Enquête. Un tableau volé a passé trente-huit ans dans des coffres à Genève. L’œuvre pourrait se révéler inestimable.
Les sourcils de Christopher Marinello se sont soudain froncés. Sous ses yeux, ce matin de janvier 2014, le catalogue de la collection «grands maîtres» de Sotheby’s présentait une Madone à l’enfant. Datée entre 1285 et 1290, l’œuvre était attribuée au «cercle de Cimabue», le fameux peintre de la pré-Renaissance italienne. Le tableau était mis à prix pour 800 000 dollars et l’enchère devait se tenir à New York.
Christopher Marinello, le patron de la petite société londonienne Art Recovery International, spécialisée dans la traque d’œuvres volées ou perdues, avait déjà vu cette Madone. Mais où? Quelques clics dans sa base de données lui ont vite donné la réponse. Le tableau avait été volé à Genève, où la police le recherchait sans succès depuis 1990.
Alerté par Christopher Marinello, le procureur de New York a fait saisir la Madone quelques jours après la publication du catalogue de Sotheby’s. Son enquête a été rondement menée. Là où la justice genevoise n’avait pas avancé d’un pouce depuis la déclaration du vol, il y a vingt-cinq ans, la justice new-yorkaise a éclairci l’affaire en à peine un an, et retracé le parcours du tableau depuis sa dernière apparition connue, en 1977.
Où se trouvait donc la précieuse Madone que les enquêteurs genevois n’étaient pas parvenus à retrouver pendant toutes ces années, avant sa réapparition dans un catalogue Sotheby’s en 2014? Sous leur nez, bien entendu. La Madone à l’enfant dormait sagement dans le coffre d’une banque genevoise.
L’œuvre avait été acquise en 1977 par deux collectionneurs, John Cunningham et Camille Aprosio. Les deux associés s’étaient partagé la propriété de l’œuvre sans nom, et l’avaient déposée dans un coffre de l’Union de banques suisses au quai du Seujet. La Madone y a paisiblement dormi pendant neuf ans, jusqu’à ce que John Cunningham décide de rouler son associée et ses héritiers. En 1986, le Britannique établi à Monaco retirait discrètement le tableau du coffre UBS pour le déplacer à la Lloyd’s. Constatant la disparition du tableau, les héritiers de Camille Aprosio ont porté plainte auprès du procureur général de Genève en 1990, qui s’est empressé de transmettre le dossier à Interpol. Puis, plus rien. Jusqu’à la vente aux enchères avortée chez Sotheby’s.
Un nouveau rebondissement
Selon le procureur américain, la veuve de John Cunningham, Marie-Christine, aurait tenté de le vendre, flouant au passage la trentaine d’héritiers avec lesquels elle aurait dû en partager le fruit. Un tribunal de New York a prestement réglé l’affaire, en mai dernier, obtenant l’accord des parties pour que le tableau soit remis en vente. Ce sera le cas, mais plus chez Sotheby’s. La Madone changera de maison: «L’œuvre figurera dans notre prochaine vente des grands maîtres classiques qui se tiendra le 14 avril 2016 à New York», confirme Sara Fox, vice-présidente en charge des relations publiques chez Christie’s.

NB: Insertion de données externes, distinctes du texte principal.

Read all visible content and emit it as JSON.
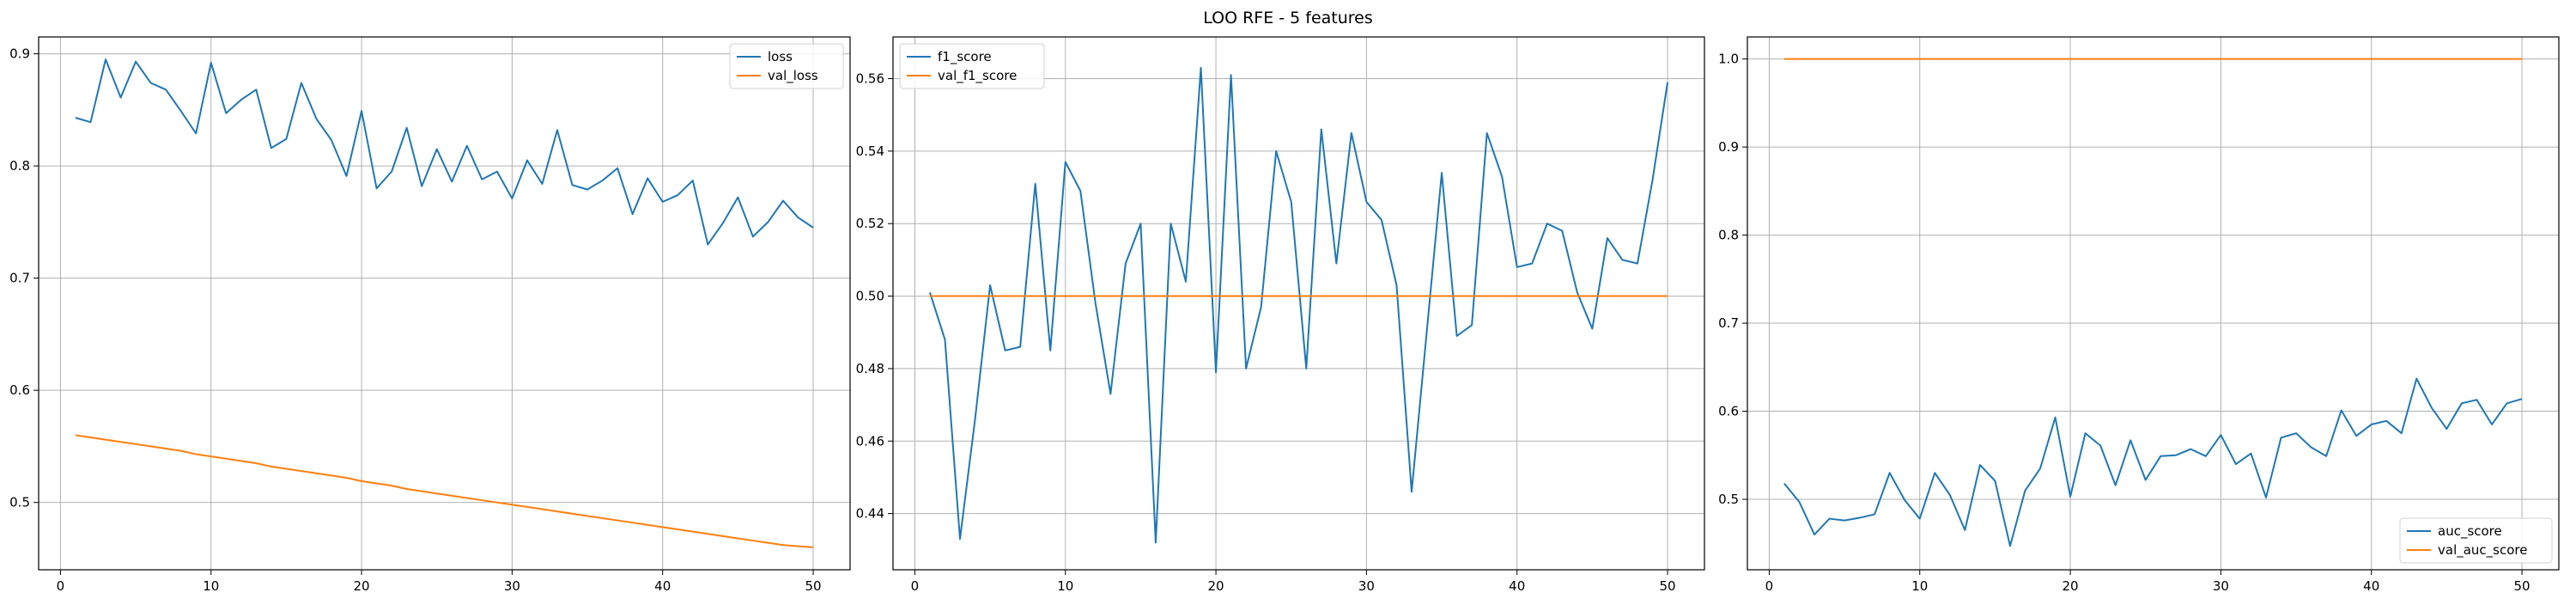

Et l’histoire de la Madone à l’enfant pourrait connaître un nouveau rebondissement. L’enquête a fait ressurgir une étude de l’historien d’art britannique Alastair Smart, qui n’attribue pas le tableau au cercle de Cimabue, comme l’estimait Sotheby’s, mais à Duccio di Buoninsegna, considéré comme le plus grand peintre siennois de son temps. Cette attribution serait exceptionnelle. La dernière vente connue d’un Duccio avait été emportée en 2004 par le Metropolitan Museum of Art, qui avait déboursé 45 millions de dollars pour l’acquérir. L’avocat new-yorkais des héritiers de la Madone, Douglas Kellner, se frotte déjà les mains: «Des expertises sont en cours et nous pourrions avoir une grande nouvelle à annoncer avant la vente», se réjouit-il.